C’est parfois compliqué d’être une femme. Il faut rire des plaisanteries des hommes (j’ai fait de la radio commerciale, j’en ai ri des maudites blagues plates d’animateurs misogynes), si on rit trop on est conne, si on ne rit pas on manque d’humour. Et, si on fait soi-même des petites blagounettes, c’est parce qu’on est insécure. Ouf !
Avec cela en tête, après le débat présidentiel, j’ai commencé à suivre les conversations sur X qui discutaient des performances de Harris ou Trump. On reproche beaucoup à Kamala Harris son rire, d’avoir un visage expressif et on remet en question ses accomplissements professionnels, voire ses études. Comment le fait-on? En essayant de prouver qu’elle a « coucher », fait des fellations, etc., pour accéder à sa place de vice-première ministre. On pourrait rire, mais les vieilles blagues de mononcles, on s’en lasse.
En preuve, on produit des photos créées de toutes pièces où on la voit porter des vêtements sexys littéralement sur « le trottoir »1. Qu’il soit extrêmement facile de démontrer que ces photos sont fausses importe peu à ceux qui les font circuler : ce sont vraisemblablement pour eux que des illustrations, presque de reconstitutions de ce qu’ils veulent comme vérité.
Quant à ses idées, on lui en a fabriqué quelques-unes comme ces histoires incohérentes et impossibles d’avortement après la naissance de l’enfant… La même chose peut être dite de cette carte d’adhésion à un parti marxiste en Russie (voir la vérification des faits par Snopes). Ceux qui republient à l’infini ces fabrications vous le crieront en majuscules, il ne s’agit pas pour eux de SEXISME, mais bien de dire la VÉRITÉ et de ne pas tomber dans le piège des merdias. Et pourtant…
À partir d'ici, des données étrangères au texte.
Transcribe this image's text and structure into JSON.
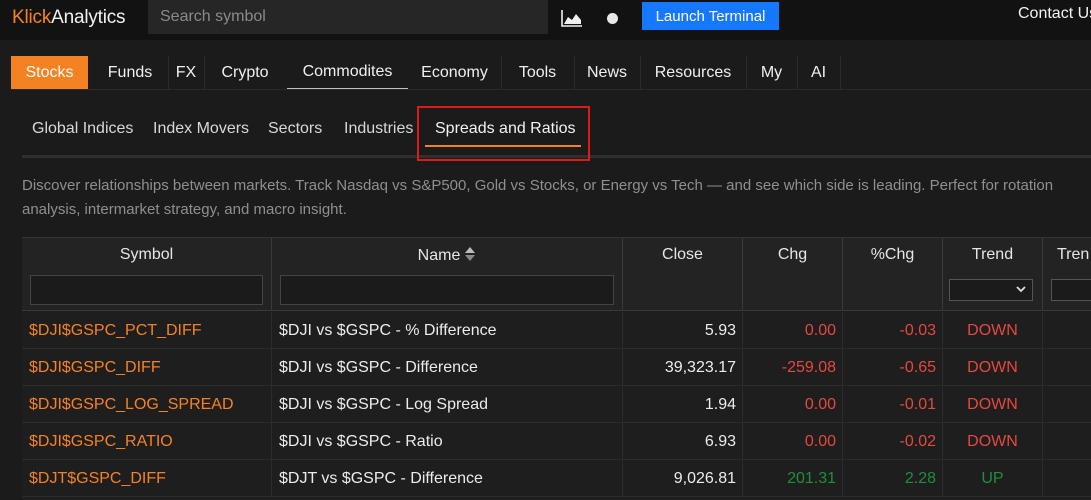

Vous m’excuserez, mais le prochain segment ne sera pas drôle, je ne pense pas pouvoir faire des petites blagues, j’ai plus envie d’inventer de nouveaux gros mots pour exprimer toute mon écœurite aiguë. Je manque d’humour, comme on dit.
Les mécanismes sociaux des agressions sexistes en ligne
Ah, les fausses équivalences : dire que Trump a les cheveux ou le visage d’une teinte orangée, fait rigoler ceux qui ne l’aiment pas, mais c’est très différent que d’affirmer qu’une femme s’est prostituée pour avoir un poste de pouvoir. Cela correspond à un premier mécanisme sexiste : utiliser des comportements d’agression pour renforcer des stéréotypes sexistes. Les autrices de l’article «Sexists slurs…2» notent que ce renforcement des normes de genre est aussi utilisé trois à quatre fois plus souvent pour attaquer des femmes et des personnes LGBTIA+.
Le message est clair les filles : rentrez dans le rang et défendez les stéréotypes de genre.
L’autre mécanisme joue sur le statut social. Maintenir un certain statut public confère un pouvoir dans les interactions humaines. Or, lorsqu’on dit que Kamala Harris a fréquenté un homme important plus âgé pour obtenir des privilèges, on insinue en fait qu’elle a volé son pouvoir aux hommes qu’elle a fréquentés. Ce type d’agression sur les réseaux sociaux et plus spécifiquement sur X-Twitter est souvent fait par des individus qui prétendent « corriger nos perceptions » à l’égard d’une femme politique.
Selon Felmee et coll., les personnes, hommes ou femmes, qui commettent ces attaques, cherchent très souvent à bénéficier eux-mêmes d’une plus grande estime sociale. Le sexisme et le harcèlement ne sont pas pas banals, ce sont plutôt des stratégies, disent encore les autrices, qui visent à maintenir les iniquités de genre.
Identifying a woman as a “whore” or “slut” means that she falls far out of line with the norm of sexual inexperience. Labelling a woman a “cunt,” on the other hand—one of the most hateful words in the English language according to one urban dictionary—implies that she has absolutely no redeeming features, feminine or otherwise.
Salutations, je vais aller ma faire une tisane et travailler sur mon dictionnaire des blasphèmes combinés pour un maximum de défoulement ;-)
Extraits traduits de l’article : Le 9 août, l'avocat Irakli Zakareishvili et le membre du mouvement Mission géorgienne Ramaz Gagnidze ont publié des images de la vice-présidente sortante des États-Unis et candidate à la présidence, Kamala Harris. Selon Zakareishvili, les images sont de vieilles photos de Harris, tandis que Gagnidze affirme que la candidate à la présidence américaine se distingue par « son talent et ses qualités LGBT ».
(…) Un certain nombre de signes indiquant une fabrication peuvent être vus sur le matériel visuel circulé. Selon la plateforme de vérification des faits, Logically Facts, la photo montrant Harris dans une robe violette est entièrement générée par l'intelligence artificielle, comme l'indiquent un certain nombre de détails.